Sport climbing traded away risk and resourcefulness for greater gymnastic difficulty and a good pump. It took me back to where I started: with each rehearsal I inched closer to a predictable outcome. Knowing all the moves on a route made it simpler to perfect them and to gain the strength required. It just took repetition, which eliminated uncertainty. And without that I see little difference between the hundred-yard dash and any 12a at any sport crag anywhere. The bolt homogenized many types of climbing experience into one type of climbing experience.

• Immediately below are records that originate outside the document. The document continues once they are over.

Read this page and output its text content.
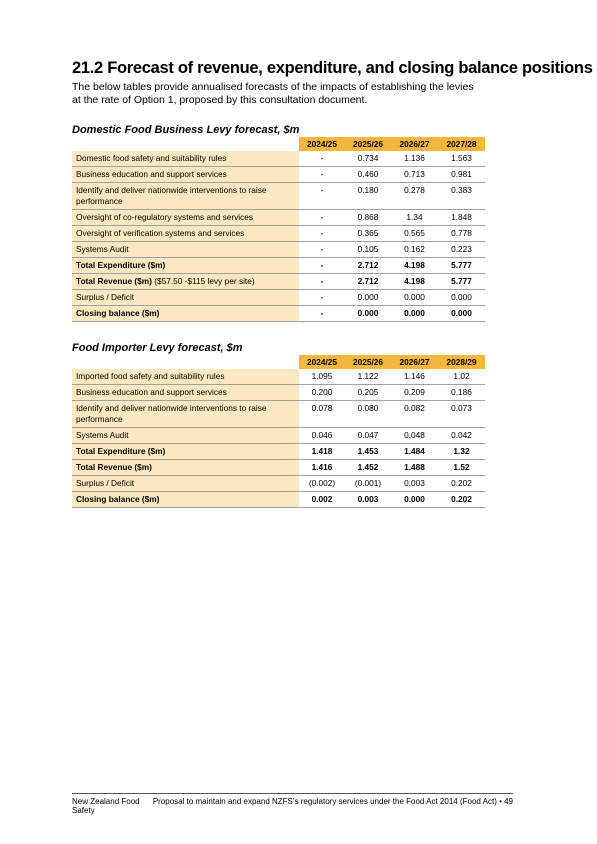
21.2 Forecast of revenue, expenditure, and closing balance positions

The below tables provide annualised forecasts of the impacts of establishing the levies at the rate of Option 1, proposed by this consultation document.

Domestic Food Business Levy forecast, $m

	2024/25	2025/26	2026/27	2027/28
Domestic food safety and suitability rules	-	0.734	1.136	1.563
Business education and support services	-	0.460	0.713	0.981
Identify and deliver nationwide interventions to raise performance	-	0.180	0.278	0.383
Oversight of co-regulatory systems and services	-	0.868	1.34	1.848
Oversight of verification systems and services	-	0.365	0.565	0.778
Systems Audit	-	0.105	0.162	0.223
Total Expenditure ($m)	-	2.712	4.198	5.777
Total Revenue ($m) ($57.50 -$115 levy per site)	-	2.712	4.198	5.777
Surplus / Deficit	-	0.000	0.000	0.000
Closing balance ($m)	-	0.000	0.000	0.000

Food Importer Levy forecast, $m

	2024/25	2025/26	2026/27	2028/29
Imported food safety and suitability rules	1.095	1.122	1.146	1.02
Business education and support services	0.200	0.205	0.209	0.186
Identify and deliver nationwide interventions to raise performance	0.078	0.080	0.082	0.073
Systems Audit	0.046	0.047	0.048	0.042
Total Expenditure ($m)	1.418	1.453	1.484	1.32
Total Revenue ($m)	1.416	1.452	1.488	1.52
Surplus / Deficit	(0.002)	(0.001)	0.003	0.202
Closing balance ($m)	0.002	0.003	0.000	0.202
New Zealand Food Safety
Proposal to maintain and expand NZFS’s regulatory services under the Food Act 2014 (Food Act) • 49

Instead of sport climbing I go bouldering. It's pure, and basically impossible to cheat. Bolts can't be used to manipulate the experience. Sure, I sometimes take a thicker crash pad but I still have to take the fall. For me, the cerebrally intense highball problem replaced the runout, which the drill destroyed a decade ago. Bouldering is simple. The dangerous problems are bracing enough to give me lasting memories, or nightmares.
Ice climbing is similarly pure. I hike to the base of a waterfall. It is in or out of condition. I am in or out condition. I choose whether I can deal with the riddle that nature presents or not. There's no way to frig it. On a deeper level, ice climbing helped me recover something I thought was gone forever. When I began climbing the rope symbolized trust. Sport climbing turned the rope into 60 meters of vague social contract. Ice and alpine routes reminded me why the rope is a sacred climbing icon; it signifies the unbreakable bond between partners. I like it that way, which is why I can't hook up with someone I don't know at the crag. I don't treat climbing as sport.
For me, climbing is adventure, and sometimes spiritual. My ethics and my respect for the mountains prevent me from enjoying the "numerical success" that characterizes climbing as a sport. I might not make history or become famous but I am getting what I want from climbing.